Em Minas, os alunos terão computadores com Linux e acesso em banda larga. 
Anamárcia Vainsencher

Em Minas Gerais, das 17 mil escolas, 4 mil são estaduais. O quinhão da educação é de R$ 4 bilhões anuais, 29,5% do orçamento estadual total; 60% do funcionalismo são do setor. O nível do ensino está bem situado no ranking geral do país, mas o acesso à internet das escolas estava abaixo da média do Sudeste, conta a secretária Vanessa Guimarães Pinto, da Educação. Mudar esse quadro com enormes desigualdades não foi fácil. O sul do estado tem IDH alto. O norte, é como o sertão baiano. “É o próprio Brasil, com todos os tons de cinza, desde o Vale do Jequitinhonha, até Poços de Caldas,” ilustra o consultor Ivan Moura Campos. Atenuar tamanhas diferenças era uma das pré-condições para informatizar as escolas, diz Vanessa. Em alguns municípios, foi preciso fazer tudo ao mesmo tempo: prover água, luz, instalações físicas...E informatizar.

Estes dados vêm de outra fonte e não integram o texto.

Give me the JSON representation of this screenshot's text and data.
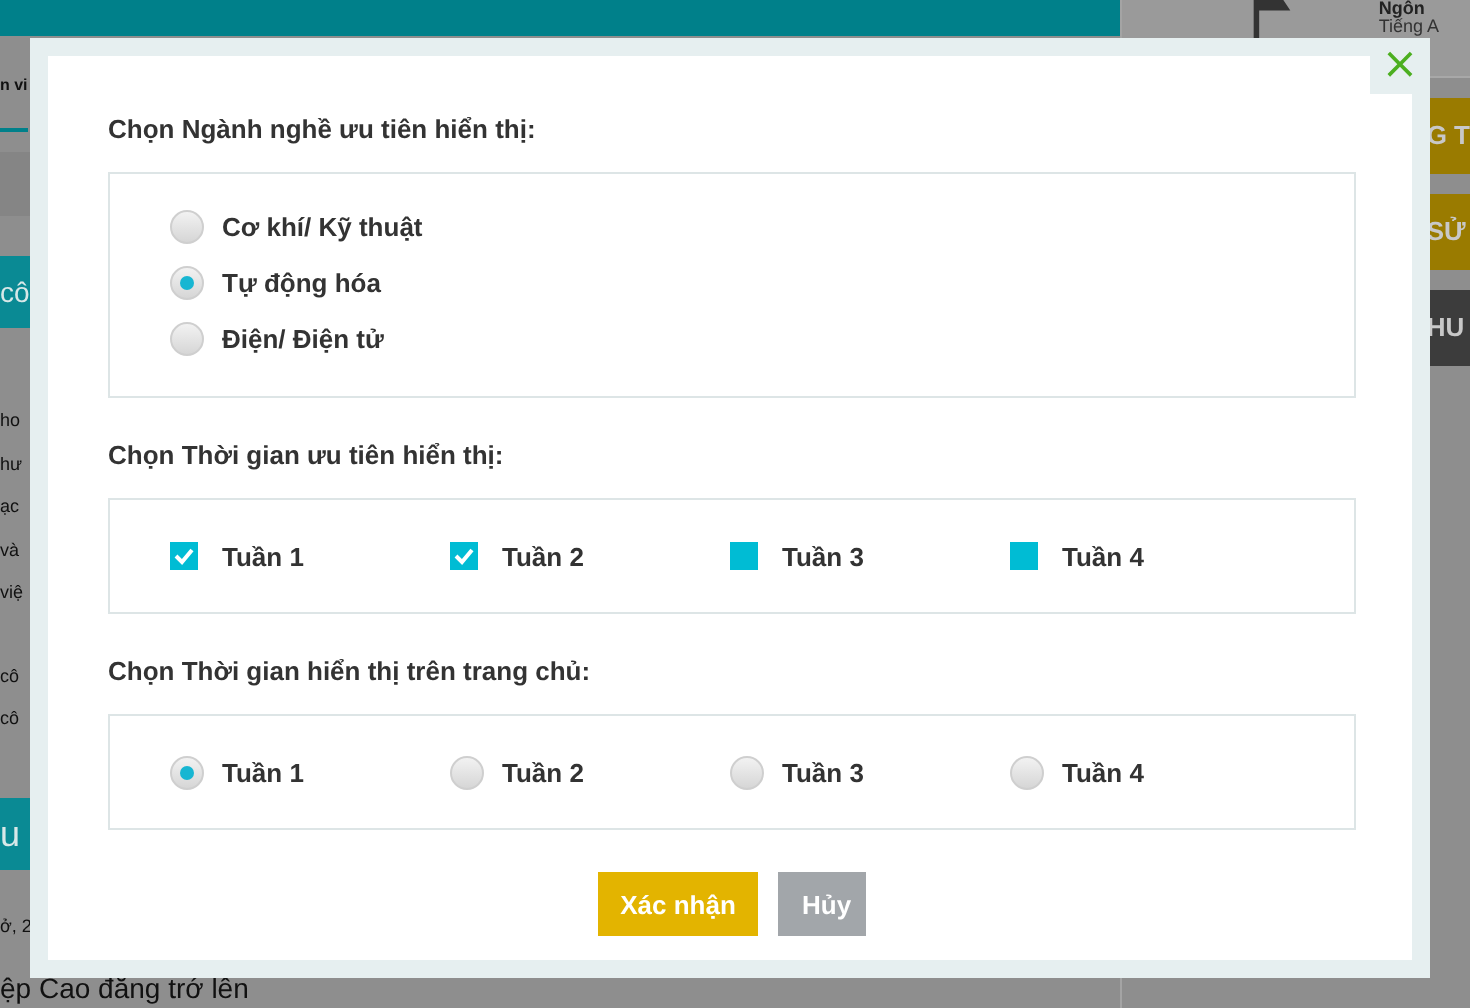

O projeto Escolas em Rede, que teve investimento de R$ 38 milhões em 2006, R$ 12 milhões neste ano, vai dotar todas as unidades de ensino médio com laboratórios de informática, a começar pelas escolas-referência. Transformar esse projeto em realidade é uma tarefa a muitas mãos. Entre elas, as do professor de Ciência da Computação aposentado da UFMG, ex-coordenador do CGI, ex-diretor do Icann, o hoje consultor Ivan Moura Campos. Em Minas, relata, já existia o conceito de escolas em rede, quando surgiu a vertente da informatização de escolas. Mas, destaca, o processo privilegiou primeiro gestores, depois professores, por fim alunos, o contrário do que muita gente faz, que é primeiro colocar computadores nas salas de aulas, o que deixa professores inseguros, diretores com medo, e resulta em equipamentos  trancados num canto. “Se professores não se envolvem, ou ficam inseguros, sabotam a iniciativa. Os meninos, como se sabe, aprendem tudo rapidinho. A ordem dos fatores foi uma providência inteligente”, analisa Ivan. Na gestão, emenda a secretária, o grande desafio era mudar práticas administrativas, não só em função da ferramenta, mas de seu uso.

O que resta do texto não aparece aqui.